With even many Republican women in Texas a part of the #StandWithWendy crowd, the world watching and the Internet recording, the Republican Senate majority:
“Texas: Where rules don’t matter and laws are changed with a mouse click,” tweeted a user identified as Benjamin Raab.
“Clearly, the Texas Senate has no idea how the Internet works (in addition to things like time, the female body, etc.),” tweeted a user identified as Kat Perez-Fraga, as the nonprofit Texas Tribune and others sent screen captures and links to the manipulated Senate record. Four actions had been posted as taking place on Wednesday, including a vote in which the “Senate concurs in House amendment(s)” and a “Record vote” action; nine minutes later, all four Wednesday actions were changed to show they took place before midnight.
To top it all off, Republican state Rep. Bill Zedler sent a tweet that there had been “terrorist[s] in the Texas state Senate opposing SB5,” which brought nearly as much ridicule as the altered timestamps, despite him later deleting it. (Lt.

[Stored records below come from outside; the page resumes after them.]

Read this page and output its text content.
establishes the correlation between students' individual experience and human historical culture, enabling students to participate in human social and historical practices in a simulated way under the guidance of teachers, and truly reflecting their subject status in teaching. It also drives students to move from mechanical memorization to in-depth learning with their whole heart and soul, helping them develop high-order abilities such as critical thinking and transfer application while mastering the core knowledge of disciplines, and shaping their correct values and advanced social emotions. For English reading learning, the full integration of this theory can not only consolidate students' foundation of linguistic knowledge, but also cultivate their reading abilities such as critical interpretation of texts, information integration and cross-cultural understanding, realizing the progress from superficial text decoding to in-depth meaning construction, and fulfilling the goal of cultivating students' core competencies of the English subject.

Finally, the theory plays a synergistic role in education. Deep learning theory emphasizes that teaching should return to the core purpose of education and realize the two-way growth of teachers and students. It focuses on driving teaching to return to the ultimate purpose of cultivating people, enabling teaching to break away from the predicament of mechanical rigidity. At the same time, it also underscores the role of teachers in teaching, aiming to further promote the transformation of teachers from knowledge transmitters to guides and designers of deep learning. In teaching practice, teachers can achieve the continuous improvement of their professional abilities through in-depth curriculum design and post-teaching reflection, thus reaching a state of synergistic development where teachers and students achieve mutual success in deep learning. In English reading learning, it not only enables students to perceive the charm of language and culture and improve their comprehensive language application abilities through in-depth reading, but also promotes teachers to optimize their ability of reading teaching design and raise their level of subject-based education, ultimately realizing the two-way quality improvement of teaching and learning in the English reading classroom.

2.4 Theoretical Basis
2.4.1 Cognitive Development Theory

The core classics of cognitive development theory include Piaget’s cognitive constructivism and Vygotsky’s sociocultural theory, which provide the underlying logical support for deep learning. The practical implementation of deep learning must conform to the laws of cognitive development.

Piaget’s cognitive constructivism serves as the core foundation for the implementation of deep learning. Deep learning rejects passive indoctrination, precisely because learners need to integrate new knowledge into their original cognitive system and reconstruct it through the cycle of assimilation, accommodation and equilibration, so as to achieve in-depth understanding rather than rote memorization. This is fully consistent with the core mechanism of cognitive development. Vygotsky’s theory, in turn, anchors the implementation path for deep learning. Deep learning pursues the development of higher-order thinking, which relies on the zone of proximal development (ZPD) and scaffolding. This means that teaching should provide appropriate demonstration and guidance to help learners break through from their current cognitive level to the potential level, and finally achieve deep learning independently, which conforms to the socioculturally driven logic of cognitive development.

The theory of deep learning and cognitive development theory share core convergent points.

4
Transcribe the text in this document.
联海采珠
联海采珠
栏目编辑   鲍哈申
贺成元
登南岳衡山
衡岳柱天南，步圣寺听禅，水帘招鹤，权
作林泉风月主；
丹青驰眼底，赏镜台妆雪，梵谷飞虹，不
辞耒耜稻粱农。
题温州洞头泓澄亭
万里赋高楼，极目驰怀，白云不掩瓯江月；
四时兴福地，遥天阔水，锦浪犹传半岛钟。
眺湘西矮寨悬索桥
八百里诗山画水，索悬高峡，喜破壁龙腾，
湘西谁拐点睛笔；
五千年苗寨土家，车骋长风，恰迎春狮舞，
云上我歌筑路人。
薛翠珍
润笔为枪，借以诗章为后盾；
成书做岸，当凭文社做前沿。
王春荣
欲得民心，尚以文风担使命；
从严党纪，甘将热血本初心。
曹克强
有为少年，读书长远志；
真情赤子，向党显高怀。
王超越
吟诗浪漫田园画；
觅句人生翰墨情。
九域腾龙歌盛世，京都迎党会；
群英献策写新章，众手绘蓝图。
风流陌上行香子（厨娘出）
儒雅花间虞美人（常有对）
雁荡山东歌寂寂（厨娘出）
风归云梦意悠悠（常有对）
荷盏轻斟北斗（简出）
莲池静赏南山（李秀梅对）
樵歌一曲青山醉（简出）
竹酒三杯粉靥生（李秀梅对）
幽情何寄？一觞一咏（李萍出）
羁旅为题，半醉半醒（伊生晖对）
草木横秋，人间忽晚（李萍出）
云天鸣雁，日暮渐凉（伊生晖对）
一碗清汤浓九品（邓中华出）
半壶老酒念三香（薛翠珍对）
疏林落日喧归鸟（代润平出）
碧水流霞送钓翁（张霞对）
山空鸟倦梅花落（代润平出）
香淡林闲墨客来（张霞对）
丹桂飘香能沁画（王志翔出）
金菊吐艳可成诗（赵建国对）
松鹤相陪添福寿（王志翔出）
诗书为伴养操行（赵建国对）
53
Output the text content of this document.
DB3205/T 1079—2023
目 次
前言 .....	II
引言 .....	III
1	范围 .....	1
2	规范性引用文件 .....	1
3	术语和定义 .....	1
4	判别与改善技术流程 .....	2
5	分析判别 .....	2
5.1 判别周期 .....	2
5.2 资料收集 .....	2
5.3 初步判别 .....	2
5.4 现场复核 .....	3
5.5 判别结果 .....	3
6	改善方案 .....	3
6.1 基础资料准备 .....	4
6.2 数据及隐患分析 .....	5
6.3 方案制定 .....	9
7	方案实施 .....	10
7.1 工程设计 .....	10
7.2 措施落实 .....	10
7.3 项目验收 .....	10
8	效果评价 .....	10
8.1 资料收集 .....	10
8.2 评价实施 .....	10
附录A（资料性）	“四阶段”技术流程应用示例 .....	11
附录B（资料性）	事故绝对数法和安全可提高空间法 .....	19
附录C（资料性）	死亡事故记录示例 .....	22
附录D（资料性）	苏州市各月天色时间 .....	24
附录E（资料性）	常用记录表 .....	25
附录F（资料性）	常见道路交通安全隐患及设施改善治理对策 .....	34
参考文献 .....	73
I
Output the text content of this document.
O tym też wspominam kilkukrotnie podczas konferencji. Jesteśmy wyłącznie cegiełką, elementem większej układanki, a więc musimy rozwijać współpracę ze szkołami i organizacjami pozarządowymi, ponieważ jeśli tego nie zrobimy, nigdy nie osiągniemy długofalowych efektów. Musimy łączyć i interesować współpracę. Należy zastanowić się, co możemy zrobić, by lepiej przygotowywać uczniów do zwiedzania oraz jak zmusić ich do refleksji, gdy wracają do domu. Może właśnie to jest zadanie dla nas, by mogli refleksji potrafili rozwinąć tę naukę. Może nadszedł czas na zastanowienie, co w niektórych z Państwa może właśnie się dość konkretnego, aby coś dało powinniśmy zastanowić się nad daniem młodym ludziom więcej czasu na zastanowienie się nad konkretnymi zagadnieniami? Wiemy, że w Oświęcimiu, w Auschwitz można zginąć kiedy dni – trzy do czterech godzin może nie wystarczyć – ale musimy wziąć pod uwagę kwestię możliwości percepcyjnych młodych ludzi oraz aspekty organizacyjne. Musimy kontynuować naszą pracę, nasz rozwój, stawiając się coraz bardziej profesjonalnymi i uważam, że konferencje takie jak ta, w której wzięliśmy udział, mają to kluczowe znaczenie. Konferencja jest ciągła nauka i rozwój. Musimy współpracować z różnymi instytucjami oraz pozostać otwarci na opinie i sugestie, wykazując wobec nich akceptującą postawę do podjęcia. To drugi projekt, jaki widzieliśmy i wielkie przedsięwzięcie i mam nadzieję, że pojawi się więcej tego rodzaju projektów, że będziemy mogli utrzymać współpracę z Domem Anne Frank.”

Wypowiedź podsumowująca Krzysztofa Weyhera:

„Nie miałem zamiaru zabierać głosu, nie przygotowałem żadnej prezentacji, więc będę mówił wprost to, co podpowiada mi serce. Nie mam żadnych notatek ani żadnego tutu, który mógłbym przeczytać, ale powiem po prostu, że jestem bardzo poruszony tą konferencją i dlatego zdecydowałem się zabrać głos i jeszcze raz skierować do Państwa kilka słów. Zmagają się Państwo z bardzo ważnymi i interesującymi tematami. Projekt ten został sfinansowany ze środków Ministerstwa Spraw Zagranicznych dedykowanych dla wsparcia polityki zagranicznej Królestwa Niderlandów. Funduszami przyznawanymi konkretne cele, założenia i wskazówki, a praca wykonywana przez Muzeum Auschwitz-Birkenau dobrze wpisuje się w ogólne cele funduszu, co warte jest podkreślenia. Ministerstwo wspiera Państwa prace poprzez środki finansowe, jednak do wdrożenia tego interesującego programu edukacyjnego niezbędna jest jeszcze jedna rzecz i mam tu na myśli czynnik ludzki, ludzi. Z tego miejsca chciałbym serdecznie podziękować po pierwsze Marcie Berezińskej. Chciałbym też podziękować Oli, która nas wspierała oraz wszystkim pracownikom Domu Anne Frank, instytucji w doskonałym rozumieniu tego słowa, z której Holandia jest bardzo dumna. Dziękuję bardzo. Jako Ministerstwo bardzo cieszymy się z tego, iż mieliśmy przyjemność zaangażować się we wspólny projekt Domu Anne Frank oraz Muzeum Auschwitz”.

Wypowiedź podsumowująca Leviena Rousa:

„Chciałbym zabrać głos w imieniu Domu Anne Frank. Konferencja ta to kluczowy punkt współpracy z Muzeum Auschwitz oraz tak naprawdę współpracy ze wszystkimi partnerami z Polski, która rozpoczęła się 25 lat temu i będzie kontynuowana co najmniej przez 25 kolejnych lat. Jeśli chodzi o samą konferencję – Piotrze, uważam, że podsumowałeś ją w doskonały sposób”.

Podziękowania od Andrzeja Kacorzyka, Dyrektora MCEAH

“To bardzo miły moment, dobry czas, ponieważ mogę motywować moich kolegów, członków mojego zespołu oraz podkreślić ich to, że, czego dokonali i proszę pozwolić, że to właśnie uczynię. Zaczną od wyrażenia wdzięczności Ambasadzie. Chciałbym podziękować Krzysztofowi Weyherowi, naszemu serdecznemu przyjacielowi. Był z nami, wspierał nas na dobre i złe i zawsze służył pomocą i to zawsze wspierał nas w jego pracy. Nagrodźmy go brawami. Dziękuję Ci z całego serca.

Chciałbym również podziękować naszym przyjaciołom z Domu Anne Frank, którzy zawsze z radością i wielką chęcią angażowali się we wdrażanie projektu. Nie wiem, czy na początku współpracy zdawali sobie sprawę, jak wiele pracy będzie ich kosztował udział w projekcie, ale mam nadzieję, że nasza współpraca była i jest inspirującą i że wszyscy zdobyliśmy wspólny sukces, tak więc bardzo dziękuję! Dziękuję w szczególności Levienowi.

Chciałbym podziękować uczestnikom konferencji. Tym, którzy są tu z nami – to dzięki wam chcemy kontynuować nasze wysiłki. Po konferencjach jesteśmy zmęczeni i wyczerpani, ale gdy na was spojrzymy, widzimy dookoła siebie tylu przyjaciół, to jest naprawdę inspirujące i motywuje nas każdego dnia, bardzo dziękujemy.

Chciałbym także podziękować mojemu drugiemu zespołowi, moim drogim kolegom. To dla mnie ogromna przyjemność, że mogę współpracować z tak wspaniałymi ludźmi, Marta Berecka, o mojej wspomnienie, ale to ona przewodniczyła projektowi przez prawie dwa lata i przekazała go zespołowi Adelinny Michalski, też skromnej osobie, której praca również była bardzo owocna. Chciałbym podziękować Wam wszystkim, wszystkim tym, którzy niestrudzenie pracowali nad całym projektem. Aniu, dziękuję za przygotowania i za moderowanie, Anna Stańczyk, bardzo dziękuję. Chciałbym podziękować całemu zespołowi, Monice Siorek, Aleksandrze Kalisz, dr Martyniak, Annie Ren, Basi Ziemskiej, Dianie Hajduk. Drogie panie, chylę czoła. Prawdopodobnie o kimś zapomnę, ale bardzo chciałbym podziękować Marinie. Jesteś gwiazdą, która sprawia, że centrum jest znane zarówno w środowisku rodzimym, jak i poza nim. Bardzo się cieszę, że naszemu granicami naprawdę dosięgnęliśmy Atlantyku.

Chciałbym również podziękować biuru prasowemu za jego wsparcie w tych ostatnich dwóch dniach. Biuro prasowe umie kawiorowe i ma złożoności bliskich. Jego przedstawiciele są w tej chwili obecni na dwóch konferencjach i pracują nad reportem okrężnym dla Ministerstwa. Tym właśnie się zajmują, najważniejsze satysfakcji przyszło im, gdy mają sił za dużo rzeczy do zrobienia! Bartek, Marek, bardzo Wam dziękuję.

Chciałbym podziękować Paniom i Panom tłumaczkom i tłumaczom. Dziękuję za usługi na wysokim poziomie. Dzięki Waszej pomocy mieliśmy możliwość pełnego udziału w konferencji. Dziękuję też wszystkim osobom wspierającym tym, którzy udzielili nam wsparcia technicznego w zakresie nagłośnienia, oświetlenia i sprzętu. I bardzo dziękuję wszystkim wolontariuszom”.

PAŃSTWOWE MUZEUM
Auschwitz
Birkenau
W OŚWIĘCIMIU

Gov. David Dewhurst blamed the GOP loss on “an unruly mob using Occupy Wall Street tactics.”)
Perry can call the Senate back into session for a retake (and Dewhurst said he would); Republicans might even manage to get the votes they need. But this has surely changed the dynamic in Texas and hastened the already inevitable decline of a party that keeps talking about softening stances and reaching out to minorities, the middle-class and women and keeps throwing away opportunities with the sheer, shameless, thoughtless avidity of, well, an old jerk who doesn’t know he’s being watched while he lies, cheats and bullies.
One other sure thing resulting from this spectacle: If Perry does call the Senate back for an SB5 vote, even legacy media will be there watching, scared to miss out again.
That makes it a race to see who learns slowest: big, old media or the Grand Old Party.